Soon the kea grew bored with us and moved on. We did as well, moving from peak to peak along the snow-covered ridge.

The rock formations were incredible, looking even more impressive when contrasted with the white of the snow that lay in patches everywhere.


The route along the ridge was very apparent and defined, leaving no difficulty for us in detecting the path.


I suppose this should be just have been expected...


But really, when the opportunity is there, how can you not take it? Snow angels at well over one thousand meters above sea level... sign me up.

We stayed up on this ridge for quite some time, absorbing every moment of it that we could. The view was just... hm. Words can never do these things justice. And that's not modesty, but rather the simple truth. I feel the same about pictures; some things must be experienced personally as it is impossible to translate the power of the moment into something that others can understand.

Regardless, here are more photographs from my time spent on that ridge.


This next one was taken on the tallest peak along the ridge.


The rock formations were the most awe-inspiring sights that I witnessed on this day. Though, again, it is hard for the reader to understand the magnitude of some of these boulders, they were simply massive. Often sticking out of the hill at seemingly unnatural angles, climbing on these structures instilled a mixture of adrenaline, exhilaration, and sheer terror.


As the afternoon waned and the sun began to lose its strength, being overwhelmed by a series of fast and ominous clouds, we sat on these boulders for a bit longer and savored the views.

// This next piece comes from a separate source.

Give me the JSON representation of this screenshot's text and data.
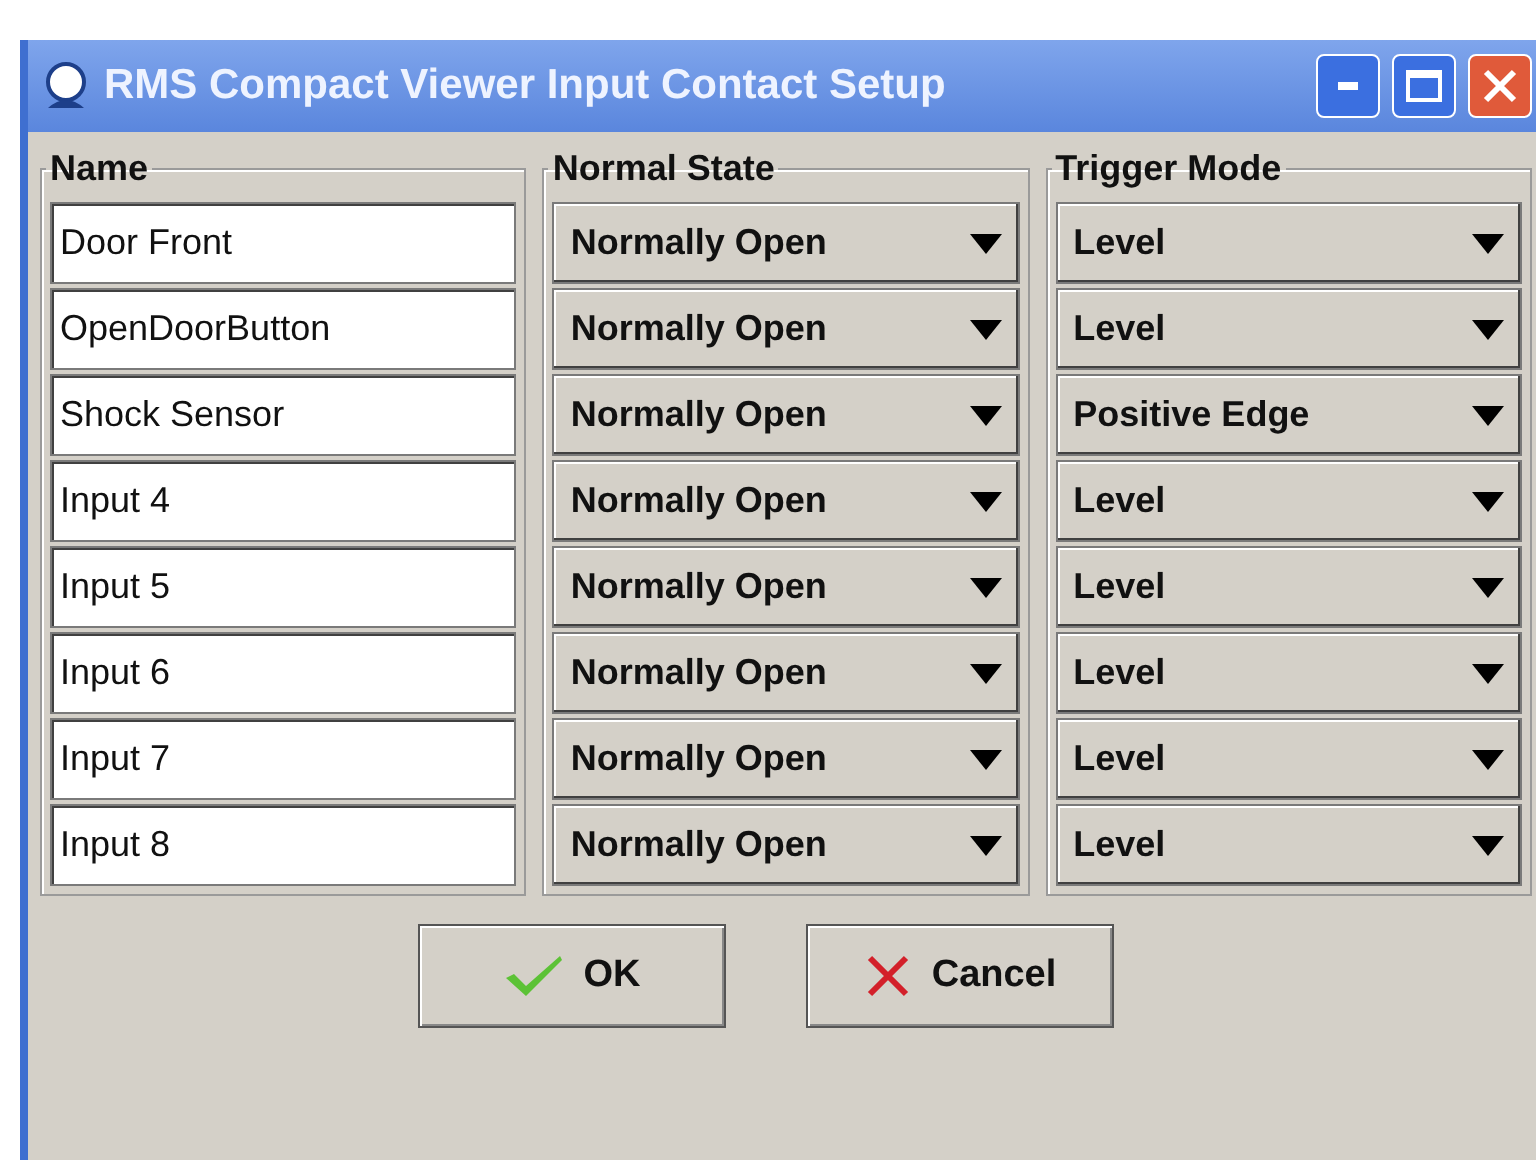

Finally, after having fought it for as long as we could, we accepted the reality that to avoid being caught in a serious storm at the top of these peaks, it was time to descend from the ridge and head back to the safety and comfort of the hut.

Arriving back shortly before dark and successfully avoiding any inclement weather, we built and huddled around the fire to dry and soothe our weary bodies. The hut was to be completely ours for the night, with no late arriving visitors to entertain us. We sat by the fire late into the night, reading by its light and toasting our soggy socks until they were crispy and dry.

The next morning we slept late and enjoyed a relaxed breakfast. Taking our time to prepare our packs for departure, we took a last look around the hut for anything we might have left behind and then headed for the beach. Walking back along the shore, we entered the forest and said our goodbyes to Green Lake.

Back through the trees, back down that awful hill, and eventually, back across the dreaded bogs.

Getting back to the car in about three hours, we enjoyed a lunch in the sun on the side of the road before leaving. Despite a minor delay (always remember to check the roof for precious literature, carelessly left behind), we managed to get back on the road by midday.

We made one quick stop to explore another portion of Fiordland National Park. Strolling along a path in the woods to a scenic outlook, we took in our last views of the park.


Finally we decided that it was time to begin moving towards our final destination on our April quest, Milford Sound. Thoroughly exhausted and understanding that the trip was in its twilight hours, the car cruised peacefully down the highway, needing only to travel a short distance before reaching that night's camping site.

Fiordland National Park, as most other national parks in New Zealand, was mesmerizing. In a perfect world we would all have weeks and months to explore each to its fullest, revealing the full extent of its natural splendor.

Alas, time is fleeting, even in New Zealand. Our experience was but a drop of water in the sea.

But its resulting ripple will be felt for a long time to come.